Let me suggest that we have already seen one such effort, and it may in fact turn out to be the one that worked. If you need to choose a figure destined to "fix" maternity, you couldn't pick a more appropriate example than Dr. Juliet Burke. She not only delivered plenty of babies back on the mainland, she took up highly-regarded research work in a fertility clinic apparently with the specific purpose of helping her barren sister to get pregnant--and she did it. She was tracked down and recruited by the Others, under Ben, specifically to fix the Island's "fertility problem." Although many Island mothers died under her hand, she had an important resolution in her character arc when she was finally able to safely deliver a child on the Island, little Ethan Goodspeed. But she did something else, and probably something much more important.
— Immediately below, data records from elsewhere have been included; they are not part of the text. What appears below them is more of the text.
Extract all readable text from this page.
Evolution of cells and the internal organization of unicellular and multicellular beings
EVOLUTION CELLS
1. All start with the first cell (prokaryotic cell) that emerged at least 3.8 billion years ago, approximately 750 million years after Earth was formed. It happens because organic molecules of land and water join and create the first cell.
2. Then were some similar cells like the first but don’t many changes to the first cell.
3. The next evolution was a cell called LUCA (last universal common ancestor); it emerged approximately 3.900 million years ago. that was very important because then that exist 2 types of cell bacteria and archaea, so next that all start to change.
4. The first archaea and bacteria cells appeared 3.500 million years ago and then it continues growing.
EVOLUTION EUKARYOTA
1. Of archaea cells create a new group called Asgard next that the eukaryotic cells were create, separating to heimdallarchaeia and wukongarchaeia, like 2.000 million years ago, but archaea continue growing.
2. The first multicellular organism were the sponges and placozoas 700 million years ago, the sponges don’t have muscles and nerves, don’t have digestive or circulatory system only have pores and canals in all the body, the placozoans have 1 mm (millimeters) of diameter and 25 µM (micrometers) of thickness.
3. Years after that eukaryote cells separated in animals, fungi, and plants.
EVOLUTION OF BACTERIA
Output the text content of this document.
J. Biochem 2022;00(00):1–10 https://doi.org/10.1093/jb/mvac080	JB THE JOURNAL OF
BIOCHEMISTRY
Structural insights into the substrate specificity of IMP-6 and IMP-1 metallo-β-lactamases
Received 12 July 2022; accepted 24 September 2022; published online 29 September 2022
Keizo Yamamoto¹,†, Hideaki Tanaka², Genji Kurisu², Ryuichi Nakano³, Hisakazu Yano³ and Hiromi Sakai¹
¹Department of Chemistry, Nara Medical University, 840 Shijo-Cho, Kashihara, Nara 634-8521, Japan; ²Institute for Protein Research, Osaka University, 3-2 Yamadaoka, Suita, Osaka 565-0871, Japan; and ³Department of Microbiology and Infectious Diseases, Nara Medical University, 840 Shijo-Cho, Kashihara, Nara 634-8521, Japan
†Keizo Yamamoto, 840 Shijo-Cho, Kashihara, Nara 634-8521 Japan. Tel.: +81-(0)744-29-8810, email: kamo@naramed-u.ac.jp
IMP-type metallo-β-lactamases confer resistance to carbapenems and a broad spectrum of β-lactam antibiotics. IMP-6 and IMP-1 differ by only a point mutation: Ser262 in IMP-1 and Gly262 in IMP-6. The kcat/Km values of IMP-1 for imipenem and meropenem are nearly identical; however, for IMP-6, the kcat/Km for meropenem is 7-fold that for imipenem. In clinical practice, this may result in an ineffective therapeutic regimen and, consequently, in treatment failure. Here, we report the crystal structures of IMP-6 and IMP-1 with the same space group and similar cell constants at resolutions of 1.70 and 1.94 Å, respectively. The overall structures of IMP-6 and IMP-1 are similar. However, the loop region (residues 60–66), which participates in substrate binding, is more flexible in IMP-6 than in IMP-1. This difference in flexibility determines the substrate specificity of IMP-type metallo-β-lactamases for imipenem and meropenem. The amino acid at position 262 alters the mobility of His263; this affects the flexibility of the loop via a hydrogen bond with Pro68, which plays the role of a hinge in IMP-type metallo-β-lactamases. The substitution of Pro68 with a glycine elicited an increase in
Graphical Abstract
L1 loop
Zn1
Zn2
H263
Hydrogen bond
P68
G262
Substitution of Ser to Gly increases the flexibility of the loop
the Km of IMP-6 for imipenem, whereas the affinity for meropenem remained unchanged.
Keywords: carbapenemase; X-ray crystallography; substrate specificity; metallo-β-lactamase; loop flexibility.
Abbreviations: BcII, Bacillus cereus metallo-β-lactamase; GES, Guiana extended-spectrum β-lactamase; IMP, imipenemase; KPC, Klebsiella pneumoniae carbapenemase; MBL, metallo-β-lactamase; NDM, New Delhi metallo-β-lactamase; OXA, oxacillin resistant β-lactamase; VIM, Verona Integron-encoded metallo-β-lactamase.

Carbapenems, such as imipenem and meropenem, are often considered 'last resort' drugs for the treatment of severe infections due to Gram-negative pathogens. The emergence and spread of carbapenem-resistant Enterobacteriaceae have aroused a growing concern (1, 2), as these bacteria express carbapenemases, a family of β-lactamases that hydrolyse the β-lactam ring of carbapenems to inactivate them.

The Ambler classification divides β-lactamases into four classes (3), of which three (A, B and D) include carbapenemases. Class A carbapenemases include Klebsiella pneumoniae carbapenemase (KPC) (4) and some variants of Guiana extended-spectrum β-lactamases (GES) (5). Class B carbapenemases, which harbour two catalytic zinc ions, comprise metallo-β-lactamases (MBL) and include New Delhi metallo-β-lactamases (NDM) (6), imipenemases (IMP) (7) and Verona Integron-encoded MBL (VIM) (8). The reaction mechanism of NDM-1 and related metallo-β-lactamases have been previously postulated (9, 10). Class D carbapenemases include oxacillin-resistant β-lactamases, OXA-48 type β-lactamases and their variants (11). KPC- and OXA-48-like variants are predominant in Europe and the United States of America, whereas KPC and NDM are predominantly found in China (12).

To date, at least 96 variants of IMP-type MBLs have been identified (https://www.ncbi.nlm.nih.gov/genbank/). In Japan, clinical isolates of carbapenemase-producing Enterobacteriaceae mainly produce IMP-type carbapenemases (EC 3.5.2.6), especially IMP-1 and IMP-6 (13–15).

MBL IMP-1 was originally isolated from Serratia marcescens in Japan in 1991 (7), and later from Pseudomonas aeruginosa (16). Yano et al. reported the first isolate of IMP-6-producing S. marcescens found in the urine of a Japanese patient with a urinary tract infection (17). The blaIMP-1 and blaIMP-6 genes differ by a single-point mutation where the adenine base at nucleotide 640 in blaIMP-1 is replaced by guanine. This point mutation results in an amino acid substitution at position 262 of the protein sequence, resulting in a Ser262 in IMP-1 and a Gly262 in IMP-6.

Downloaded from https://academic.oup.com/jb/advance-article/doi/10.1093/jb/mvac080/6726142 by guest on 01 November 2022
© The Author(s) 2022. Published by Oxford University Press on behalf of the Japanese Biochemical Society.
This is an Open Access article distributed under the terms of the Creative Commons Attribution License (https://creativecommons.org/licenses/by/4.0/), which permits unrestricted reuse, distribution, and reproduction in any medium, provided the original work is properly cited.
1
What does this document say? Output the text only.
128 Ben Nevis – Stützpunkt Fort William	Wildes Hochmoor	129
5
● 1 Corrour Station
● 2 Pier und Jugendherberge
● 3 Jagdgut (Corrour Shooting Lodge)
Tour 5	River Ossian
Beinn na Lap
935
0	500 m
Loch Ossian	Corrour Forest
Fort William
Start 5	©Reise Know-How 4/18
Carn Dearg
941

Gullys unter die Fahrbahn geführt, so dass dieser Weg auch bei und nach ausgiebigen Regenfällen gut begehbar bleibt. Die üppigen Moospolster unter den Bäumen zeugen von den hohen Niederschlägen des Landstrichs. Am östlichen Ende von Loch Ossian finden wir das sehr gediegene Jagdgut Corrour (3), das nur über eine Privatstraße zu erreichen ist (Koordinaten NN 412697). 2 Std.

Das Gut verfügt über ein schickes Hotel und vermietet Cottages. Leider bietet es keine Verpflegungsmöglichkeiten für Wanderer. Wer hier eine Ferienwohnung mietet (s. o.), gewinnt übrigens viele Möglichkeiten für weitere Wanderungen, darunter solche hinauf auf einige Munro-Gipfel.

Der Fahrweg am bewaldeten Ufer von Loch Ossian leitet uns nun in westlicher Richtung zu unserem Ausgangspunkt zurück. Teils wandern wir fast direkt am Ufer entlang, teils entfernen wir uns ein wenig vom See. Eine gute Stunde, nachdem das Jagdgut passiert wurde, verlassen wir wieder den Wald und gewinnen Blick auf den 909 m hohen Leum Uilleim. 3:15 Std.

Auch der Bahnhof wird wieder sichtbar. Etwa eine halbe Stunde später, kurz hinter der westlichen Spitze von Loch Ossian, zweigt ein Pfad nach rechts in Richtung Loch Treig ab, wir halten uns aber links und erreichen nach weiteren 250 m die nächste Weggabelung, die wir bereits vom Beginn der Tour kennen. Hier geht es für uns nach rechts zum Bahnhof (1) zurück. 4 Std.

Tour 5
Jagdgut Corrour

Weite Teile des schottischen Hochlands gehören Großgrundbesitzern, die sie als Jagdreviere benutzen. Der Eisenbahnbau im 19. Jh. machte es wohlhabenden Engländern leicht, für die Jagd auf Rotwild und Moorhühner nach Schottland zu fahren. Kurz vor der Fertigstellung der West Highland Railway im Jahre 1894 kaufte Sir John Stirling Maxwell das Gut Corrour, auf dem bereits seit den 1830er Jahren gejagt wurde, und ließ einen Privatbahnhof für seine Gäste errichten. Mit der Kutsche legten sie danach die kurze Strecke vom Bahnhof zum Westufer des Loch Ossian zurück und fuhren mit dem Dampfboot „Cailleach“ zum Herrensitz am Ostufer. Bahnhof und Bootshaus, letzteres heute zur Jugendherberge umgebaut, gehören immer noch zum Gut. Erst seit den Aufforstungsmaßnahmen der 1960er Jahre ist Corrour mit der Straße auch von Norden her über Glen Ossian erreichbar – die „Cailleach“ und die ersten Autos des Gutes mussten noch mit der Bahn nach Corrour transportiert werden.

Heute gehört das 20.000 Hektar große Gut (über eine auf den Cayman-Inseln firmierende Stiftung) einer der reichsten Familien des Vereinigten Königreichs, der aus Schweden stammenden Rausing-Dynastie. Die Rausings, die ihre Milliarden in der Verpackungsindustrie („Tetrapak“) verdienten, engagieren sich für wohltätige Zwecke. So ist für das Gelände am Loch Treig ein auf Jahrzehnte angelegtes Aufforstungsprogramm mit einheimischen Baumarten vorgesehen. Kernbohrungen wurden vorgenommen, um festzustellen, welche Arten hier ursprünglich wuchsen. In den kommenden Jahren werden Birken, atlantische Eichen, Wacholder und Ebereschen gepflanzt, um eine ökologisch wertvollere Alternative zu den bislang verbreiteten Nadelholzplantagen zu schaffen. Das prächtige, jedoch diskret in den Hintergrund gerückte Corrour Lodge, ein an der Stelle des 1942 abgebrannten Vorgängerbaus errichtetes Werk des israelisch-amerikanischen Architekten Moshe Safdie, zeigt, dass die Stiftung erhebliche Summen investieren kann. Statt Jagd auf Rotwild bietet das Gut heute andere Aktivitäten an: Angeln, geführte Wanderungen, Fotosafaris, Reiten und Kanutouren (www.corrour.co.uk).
One can look at Juliet's fall into the construction pit at the Swan in several ways. Undoubtedly she was meant to recall Alice, falling down the hole into a somewhat less wonderful version of Wonderland. But borrowing a concept from Mr. Freud, and looking at the Island itself as a "mother figure," it's hard not to see this as Juliet literally diving into the Island's womb. Where she performed a very important operation, by detonating Jughead. And if Miles' psychic powers are to believed, "it worked." How, naturally, remains to be seen--unless we're seeing it already in the "sideways" timeline, and just don't know it yet.